Tally ho! But not to hunt foxes, because that is not how I roll. No, today is all about pigs. Floppy ears, bristled coats, sensitive snouts. All mine to share with you!
Pigs are difficult to photograph. Their floppy ears cast shadows across already small eyes. Humans like eyes, they like to empathize, see souls and all that jazz. Pigs are not visual creatures. They see through their nose, exploring the wafting scents the same way our eyes might scan a crowd for a friend. If you want to find a pig's soul, start at the snout. And when pigs are otherwise engaged in the fine art of eating, they have zero interest in lifting their heads for you to photograph. Grazing pigs can be quite lovely and the profile of a pig about to chomp on a 60lb pumpkin is immensely entertaining. But mostly pigs are snout to ground, searching for their next tasty morsel, portraits be damned.
She has a grin on her face and gentle eyes. Her ears are correctly placed, allowing for proper viewing of, at the very least, one of her eyes. You can imagine the other one, it's a carbon copy of the right.
If you wake up a pig, they will sit like this and slowly, ever slowly, heave their large bodies up and begin their amble. Destination, you. Goal, belly rub.
Patty, I love. She is porcine perfection.
She ran me over after this photo. That is how she rolls.
He will not wake up for you, so please stop trying to be more important than beds of straw and pig-dreams.

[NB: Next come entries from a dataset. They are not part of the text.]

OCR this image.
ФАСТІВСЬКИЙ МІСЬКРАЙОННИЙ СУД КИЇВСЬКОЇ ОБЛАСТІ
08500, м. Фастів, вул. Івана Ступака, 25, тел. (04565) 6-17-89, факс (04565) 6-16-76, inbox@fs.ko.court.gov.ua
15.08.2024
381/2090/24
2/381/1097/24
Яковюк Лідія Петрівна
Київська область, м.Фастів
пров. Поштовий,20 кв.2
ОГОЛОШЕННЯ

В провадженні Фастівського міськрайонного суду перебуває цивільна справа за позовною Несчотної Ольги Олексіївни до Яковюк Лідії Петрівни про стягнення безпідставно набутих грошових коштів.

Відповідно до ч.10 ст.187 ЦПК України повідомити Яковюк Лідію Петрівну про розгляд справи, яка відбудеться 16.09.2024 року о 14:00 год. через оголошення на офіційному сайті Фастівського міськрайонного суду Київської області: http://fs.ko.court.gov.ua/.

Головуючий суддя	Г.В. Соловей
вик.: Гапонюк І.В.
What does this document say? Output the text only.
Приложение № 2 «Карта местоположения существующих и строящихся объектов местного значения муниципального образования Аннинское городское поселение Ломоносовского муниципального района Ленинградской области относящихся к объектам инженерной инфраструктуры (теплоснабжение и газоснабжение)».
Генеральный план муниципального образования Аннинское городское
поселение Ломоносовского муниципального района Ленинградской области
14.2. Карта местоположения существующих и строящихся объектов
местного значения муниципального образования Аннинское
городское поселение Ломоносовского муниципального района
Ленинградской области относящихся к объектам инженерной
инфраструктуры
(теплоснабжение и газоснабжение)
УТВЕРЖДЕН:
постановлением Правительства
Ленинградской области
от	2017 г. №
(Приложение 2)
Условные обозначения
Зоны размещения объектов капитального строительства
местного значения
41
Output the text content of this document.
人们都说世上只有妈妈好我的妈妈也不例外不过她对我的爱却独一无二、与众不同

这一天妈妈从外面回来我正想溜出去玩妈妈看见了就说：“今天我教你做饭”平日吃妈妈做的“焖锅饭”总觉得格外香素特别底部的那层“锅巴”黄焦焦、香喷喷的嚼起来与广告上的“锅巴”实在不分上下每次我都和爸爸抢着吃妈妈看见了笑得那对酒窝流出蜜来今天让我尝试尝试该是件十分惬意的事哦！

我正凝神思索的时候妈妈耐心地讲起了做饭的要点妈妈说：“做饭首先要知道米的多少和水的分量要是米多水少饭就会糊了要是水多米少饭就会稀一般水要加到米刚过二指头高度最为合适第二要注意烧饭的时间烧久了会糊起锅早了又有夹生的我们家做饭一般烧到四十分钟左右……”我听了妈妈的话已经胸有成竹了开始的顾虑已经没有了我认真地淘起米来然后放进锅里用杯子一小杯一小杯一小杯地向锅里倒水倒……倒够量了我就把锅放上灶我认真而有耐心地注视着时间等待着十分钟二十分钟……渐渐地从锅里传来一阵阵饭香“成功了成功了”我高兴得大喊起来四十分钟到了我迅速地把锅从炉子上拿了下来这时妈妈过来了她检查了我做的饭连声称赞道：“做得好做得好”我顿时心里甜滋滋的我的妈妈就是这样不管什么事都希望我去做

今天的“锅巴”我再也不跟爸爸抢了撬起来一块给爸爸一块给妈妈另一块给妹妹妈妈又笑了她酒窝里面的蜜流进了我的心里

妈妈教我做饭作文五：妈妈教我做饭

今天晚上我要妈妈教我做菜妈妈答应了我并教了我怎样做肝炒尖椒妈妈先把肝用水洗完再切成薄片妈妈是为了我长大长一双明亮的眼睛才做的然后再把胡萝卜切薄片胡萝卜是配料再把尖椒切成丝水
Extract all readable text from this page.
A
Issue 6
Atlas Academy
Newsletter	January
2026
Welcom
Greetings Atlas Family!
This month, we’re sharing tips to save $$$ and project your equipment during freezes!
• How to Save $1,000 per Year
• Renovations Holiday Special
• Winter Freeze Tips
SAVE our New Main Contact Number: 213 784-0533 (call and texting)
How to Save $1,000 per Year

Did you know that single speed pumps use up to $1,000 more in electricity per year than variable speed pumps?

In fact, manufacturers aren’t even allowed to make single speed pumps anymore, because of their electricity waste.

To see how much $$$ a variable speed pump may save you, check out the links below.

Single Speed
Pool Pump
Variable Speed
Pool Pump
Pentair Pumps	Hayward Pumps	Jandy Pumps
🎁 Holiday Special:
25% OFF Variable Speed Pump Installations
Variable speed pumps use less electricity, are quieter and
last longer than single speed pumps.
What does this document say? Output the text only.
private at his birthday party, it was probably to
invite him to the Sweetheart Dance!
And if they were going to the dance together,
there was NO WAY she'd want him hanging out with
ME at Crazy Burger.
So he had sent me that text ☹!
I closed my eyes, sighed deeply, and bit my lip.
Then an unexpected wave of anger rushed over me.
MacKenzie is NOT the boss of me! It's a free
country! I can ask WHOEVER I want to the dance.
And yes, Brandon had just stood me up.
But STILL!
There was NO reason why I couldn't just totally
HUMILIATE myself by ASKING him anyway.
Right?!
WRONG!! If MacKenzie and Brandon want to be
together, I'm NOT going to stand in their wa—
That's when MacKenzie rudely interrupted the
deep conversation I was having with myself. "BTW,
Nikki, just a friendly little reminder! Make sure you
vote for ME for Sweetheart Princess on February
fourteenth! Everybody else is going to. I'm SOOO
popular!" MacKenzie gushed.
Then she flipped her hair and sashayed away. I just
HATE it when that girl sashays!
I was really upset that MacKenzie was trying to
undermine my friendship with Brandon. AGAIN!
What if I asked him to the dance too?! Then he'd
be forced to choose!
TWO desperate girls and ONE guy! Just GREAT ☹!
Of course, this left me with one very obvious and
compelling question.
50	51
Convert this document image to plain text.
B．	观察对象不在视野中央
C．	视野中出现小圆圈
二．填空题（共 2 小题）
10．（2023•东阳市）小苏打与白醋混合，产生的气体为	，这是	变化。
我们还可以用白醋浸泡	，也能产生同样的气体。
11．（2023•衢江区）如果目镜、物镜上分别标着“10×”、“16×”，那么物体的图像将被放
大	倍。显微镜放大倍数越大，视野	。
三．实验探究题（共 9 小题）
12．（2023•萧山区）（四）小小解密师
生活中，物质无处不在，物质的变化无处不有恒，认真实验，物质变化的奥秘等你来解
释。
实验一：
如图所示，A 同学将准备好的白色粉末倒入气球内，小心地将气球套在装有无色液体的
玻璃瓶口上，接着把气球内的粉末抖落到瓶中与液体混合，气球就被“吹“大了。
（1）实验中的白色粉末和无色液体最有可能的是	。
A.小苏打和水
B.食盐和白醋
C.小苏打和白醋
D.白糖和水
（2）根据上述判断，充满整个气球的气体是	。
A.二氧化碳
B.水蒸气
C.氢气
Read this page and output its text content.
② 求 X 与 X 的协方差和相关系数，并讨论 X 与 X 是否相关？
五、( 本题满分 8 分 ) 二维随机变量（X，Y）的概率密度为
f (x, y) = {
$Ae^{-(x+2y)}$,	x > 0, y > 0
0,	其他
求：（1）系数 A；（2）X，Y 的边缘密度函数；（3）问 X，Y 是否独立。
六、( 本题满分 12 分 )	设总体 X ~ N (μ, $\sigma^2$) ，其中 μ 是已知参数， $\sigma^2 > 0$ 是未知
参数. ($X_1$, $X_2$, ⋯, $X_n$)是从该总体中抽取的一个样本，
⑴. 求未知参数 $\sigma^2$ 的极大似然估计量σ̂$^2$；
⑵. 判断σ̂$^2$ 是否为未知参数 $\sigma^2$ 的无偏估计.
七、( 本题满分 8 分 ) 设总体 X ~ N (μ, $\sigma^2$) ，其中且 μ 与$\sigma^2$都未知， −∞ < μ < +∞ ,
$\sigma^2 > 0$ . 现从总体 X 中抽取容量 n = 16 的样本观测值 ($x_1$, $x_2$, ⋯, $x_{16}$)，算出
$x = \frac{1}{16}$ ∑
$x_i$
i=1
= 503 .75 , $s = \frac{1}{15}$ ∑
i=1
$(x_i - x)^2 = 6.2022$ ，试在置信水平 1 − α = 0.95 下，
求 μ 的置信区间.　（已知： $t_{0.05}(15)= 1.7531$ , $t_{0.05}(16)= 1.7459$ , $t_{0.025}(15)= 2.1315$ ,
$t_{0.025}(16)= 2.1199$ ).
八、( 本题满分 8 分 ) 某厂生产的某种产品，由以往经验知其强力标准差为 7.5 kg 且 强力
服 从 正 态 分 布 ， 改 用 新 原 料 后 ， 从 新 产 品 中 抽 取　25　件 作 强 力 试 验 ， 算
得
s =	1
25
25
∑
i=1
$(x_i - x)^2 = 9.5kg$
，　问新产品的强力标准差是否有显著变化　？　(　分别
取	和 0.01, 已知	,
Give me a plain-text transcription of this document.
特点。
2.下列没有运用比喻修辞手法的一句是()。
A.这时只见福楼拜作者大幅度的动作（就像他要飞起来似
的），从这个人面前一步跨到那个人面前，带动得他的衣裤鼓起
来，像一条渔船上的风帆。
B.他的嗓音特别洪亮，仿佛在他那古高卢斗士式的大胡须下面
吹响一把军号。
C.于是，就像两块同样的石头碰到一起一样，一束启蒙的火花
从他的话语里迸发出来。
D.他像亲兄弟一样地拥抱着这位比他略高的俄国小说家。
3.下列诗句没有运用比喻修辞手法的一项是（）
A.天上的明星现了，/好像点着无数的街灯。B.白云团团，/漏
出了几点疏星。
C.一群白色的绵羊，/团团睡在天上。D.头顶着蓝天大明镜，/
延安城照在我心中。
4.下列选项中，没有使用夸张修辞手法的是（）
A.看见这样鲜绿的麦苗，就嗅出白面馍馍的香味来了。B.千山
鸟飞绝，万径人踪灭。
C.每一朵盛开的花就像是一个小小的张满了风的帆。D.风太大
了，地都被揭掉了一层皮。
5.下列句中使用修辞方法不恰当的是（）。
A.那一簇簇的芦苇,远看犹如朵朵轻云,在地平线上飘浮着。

Susie is, hands down, the nicest pig. On earth, perhaps.
If you wake up Susie, you will be happy that you did.
Susie yawns, a silent affair.
And then she is up. You will try to take pictures of her while she approaches, but you will fail. She will coo to you, soft greeting grunts. You will smile, grunt back and hope you're saying the right thing.
On some days, she will sniff you and move on. On most days, she will either dramatically fling herself at your feet or, as she did today, walk behind you and gently - CAREFULLY - spoon you. If you have not been spooned by a pig, you are missing out.
You will give her belly rubs, of course, and then you can lean against her tummy and observe the birds and the bees.
You can scratch behind them, or massage them, but mostly you will take pictures of them.
They are divinely beautiful - translucent bristles, pink flesh. You will never feed your dog one of these wondrously amazing appendages ever again.
And that, dear readers, is how you take pictures of pigs. Next year, when we are in Grass Valley, on 600 acres of rolling meadow, you should come see for yourself. The pigs will welcome your cameras, so longs as you scratch their bellies in return.